Emergency Supplies: In addition to extra food and water there are a few other things you should bring along on a day hike just in case of emergencies. A first aid kit with some sort of antiseptic and bandages is a must. Some sort of water filtering or purifying device such as a UV purifier, filtering straw, or iodine tablets can help keep your pack lighter if you would prefer to carry less water with you. A good knife, some paracord, a waterproof lighter or waterproof matches, and some sort of emergency blanket or small tarp would also be recommended for a day hiking pack in case you find yourself in need of an emergency shelter. A backup power bank for your cell phone or other electronic devices should be considered as well, and if you are going to be hiking in an area with any risk of running into bears or other predators, a bear spray should also be packed in an easy to reach area.
Navigation Equipment: Before you go on any hike, especially on a new trail or in an unfamiliar area, you should look over a map and plan what route you plan to take. On top of looking into where you'll be hiking before you head out to the trail you should also pick up a map or download one onto your phone beforehand. A compass goes hand in hand with this in case it is needed for emergency navigation, but a better, more expensive option would be an electronic worldwide GPS Navigator.

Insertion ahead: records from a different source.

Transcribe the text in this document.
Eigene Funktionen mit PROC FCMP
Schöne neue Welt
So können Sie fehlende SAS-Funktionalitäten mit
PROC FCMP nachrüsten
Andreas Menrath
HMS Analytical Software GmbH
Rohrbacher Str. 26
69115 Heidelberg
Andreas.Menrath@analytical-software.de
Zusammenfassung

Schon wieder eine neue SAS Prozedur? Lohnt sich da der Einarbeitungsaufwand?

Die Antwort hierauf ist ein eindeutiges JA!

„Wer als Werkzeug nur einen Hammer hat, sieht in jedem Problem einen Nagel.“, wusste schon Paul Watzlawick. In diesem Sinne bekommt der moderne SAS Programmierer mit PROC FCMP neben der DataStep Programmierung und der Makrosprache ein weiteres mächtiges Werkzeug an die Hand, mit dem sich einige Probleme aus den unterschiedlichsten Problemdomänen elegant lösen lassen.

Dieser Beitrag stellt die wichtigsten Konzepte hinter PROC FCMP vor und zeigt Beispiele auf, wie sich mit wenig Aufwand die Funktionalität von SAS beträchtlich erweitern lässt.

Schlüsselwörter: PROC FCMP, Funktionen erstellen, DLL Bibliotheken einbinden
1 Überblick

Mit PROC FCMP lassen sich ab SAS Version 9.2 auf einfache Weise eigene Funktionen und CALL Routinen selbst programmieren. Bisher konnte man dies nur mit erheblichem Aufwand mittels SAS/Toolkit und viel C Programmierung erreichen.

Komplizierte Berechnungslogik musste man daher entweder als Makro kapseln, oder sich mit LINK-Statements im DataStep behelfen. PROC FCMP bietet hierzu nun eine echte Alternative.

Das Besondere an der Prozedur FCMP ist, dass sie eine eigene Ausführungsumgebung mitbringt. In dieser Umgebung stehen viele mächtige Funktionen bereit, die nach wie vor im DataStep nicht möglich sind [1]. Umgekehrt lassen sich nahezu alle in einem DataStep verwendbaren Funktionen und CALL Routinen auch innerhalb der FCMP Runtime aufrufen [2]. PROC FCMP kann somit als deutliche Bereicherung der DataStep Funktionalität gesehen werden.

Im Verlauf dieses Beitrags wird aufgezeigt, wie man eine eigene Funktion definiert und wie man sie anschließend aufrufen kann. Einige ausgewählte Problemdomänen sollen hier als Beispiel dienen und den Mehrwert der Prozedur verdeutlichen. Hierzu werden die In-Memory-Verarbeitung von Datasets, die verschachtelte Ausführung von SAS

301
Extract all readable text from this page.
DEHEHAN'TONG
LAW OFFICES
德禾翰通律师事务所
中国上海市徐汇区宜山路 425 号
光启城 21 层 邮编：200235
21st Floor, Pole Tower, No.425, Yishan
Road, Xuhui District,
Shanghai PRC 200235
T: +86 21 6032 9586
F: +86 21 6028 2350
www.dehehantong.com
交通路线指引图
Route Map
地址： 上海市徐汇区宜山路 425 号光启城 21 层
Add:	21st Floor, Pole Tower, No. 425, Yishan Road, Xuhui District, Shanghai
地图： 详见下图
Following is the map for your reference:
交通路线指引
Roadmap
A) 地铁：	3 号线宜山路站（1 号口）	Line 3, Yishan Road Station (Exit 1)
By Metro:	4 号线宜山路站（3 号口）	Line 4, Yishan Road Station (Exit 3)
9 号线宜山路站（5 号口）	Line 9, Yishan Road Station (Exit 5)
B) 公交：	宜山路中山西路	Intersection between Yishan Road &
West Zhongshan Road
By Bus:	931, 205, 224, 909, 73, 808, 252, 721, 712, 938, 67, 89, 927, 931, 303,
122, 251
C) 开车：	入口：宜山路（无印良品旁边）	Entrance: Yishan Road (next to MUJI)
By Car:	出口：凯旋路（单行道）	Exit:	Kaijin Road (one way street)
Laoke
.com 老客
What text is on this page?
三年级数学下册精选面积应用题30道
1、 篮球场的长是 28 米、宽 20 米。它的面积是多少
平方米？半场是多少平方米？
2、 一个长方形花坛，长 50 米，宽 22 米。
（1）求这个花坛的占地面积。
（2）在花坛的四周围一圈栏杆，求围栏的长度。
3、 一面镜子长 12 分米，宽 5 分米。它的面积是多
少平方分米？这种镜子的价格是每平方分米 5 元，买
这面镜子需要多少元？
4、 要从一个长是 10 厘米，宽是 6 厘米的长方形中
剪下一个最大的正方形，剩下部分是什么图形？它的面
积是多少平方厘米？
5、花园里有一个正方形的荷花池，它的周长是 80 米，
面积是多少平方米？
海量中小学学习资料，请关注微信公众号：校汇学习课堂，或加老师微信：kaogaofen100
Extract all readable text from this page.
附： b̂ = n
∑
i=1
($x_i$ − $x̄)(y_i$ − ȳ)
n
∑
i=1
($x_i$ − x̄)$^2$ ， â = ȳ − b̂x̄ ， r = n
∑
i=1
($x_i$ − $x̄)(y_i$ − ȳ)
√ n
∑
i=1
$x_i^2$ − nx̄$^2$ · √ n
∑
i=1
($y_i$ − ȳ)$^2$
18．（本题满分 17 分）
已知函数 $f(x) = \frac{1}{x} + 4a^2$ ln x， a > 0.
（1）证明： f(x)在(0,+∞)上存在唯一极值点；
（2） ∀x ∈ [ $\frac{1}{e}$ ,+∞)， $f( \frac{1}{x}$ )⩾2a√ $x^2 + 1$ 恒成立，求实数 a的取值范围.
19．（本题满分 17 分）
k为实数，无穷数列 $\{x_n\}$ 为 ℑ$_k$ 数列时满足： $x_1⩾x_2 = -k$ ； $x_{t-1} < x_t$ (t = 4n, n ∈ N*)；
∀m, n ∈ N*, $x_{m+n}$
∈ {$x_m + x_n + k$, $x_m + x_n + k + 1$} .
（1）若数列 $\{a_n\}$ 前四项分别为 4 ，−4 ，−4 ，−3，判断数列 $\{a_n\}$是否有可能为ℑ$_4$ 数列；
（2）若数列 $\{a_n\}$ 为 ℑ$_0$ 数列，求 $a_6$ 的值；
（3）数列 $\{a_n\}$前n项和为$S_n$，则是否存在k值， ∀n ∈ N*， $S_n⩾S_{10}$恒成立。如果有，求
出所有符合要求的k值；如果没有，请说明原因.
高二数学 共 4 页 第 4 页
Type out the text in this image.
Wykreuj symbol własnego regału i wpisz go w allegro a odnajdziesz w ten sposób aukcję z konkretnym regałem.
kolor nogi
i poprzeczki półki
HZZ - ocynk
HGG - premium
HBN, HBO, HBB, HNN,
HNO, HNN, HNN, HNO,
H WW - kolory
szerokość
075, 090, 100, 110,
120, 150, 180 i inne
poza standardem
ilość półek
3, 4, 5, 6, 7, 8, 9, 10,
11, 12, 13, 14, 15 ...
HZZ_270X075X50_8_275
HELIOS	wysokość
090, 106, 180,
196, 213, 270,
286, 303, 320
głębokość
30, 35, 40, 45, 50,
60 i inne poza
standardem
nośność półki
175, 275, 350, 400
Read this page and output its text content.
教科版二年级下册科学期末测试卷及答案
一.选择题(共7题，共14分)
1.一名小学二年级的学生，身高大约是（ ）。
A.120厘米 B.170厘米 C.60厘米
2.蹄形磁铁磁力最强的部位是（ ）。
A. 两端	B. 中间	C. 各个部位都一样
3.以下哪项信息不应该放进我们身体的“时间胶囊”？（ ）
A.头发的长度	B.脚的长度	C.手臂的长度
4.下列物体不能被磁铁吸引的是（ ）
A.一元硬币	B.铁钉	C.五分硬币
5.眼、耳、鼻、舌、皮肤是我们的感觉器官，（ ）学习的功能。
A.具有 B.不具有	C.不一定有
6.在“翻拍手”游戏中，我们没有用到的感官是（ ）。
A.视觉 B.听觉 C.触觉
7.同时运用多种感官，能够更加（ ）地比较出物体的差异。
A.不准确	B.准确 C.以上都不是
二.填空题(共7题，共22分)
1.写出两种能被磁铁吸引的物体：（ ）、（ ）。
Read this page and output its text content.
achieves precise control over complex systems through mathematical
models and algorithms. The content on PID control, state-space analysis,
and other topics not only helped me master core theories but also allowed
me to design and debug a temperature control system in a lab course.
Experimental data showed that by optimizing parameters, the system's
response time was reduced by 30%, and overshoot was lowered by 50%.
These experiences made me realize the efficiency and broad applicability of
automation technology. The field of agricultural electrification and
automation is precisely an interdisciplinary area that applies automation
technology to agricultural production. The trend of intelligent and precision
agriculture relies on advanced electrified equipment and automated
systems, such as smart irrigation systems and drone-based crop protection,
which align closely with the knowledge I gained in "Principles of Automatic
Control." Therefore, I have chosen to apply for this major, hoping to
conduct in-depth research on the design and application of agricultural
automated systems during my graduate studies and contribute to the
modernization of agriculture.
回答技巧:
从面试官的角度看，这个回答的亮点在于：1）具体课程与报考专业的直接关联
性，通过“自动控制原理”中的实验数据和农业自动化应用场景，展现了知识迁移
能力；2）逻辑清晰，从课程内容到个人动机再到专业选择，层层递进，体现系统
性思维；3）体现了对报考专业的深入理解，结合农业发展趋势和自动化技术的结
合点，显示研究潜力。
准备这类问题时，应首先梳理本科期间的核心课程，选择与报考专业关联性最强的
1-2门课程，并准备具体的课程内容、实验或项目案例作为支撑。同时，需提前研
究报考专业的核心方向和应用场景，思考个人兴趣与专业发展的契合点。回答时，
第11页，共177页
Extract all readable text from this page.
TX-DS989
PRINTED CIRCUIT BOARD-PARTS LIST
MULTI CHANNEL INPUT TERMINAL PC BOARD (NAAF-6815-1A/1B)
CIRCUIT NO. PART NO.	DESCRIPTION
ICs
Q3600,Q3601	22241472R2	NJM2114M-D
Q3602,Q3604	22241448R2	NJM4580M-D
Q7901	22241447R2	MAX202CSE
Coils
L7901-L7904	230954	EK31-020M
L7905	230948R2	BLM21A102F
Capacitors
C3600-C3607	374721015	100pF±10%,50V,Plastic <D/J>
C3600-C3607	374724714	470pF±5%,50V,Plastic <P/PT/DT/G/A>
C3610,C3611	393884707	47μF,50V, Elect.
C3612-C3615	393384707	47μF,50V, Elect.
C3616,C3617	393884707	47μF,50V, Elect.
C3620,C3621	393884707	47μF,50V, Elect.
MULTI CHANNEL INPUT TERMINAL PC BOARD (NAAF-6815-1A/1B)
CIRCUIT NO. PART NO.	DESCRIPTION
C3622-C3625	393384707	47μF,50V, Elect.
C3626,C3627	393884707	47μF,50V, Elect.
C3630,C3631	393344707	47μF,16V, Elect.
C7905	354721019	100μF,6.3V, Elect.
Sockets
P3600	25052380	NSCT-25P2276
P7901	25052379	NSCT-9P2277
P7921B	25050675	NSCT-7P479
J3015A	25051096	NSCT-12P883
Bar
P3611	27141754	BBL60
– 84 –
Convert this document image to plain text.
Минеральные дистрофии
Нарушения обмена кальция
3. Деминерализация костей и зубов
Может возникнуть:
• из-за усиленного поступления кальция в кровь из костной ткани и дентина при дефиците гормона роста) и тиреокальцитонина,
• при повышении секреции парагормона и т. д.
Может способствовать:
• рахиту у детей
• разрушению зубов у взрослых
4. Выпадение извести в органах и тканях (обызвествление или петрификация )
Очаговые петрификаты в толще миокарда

These will let you download maps or set markers for important locations and always send you in the right direction.
While there may be other items you would want to bring with you on a day hike, following this list will make sure you are prepared for any normal conditions you might encounter. You should also let close family or friends know where you are going to be hiking and when to expect to hear back from you before your trip, especially if you are going day hiking alone. After proper preparation, all that's left to do is lace up your boots and enjoy the outdoors.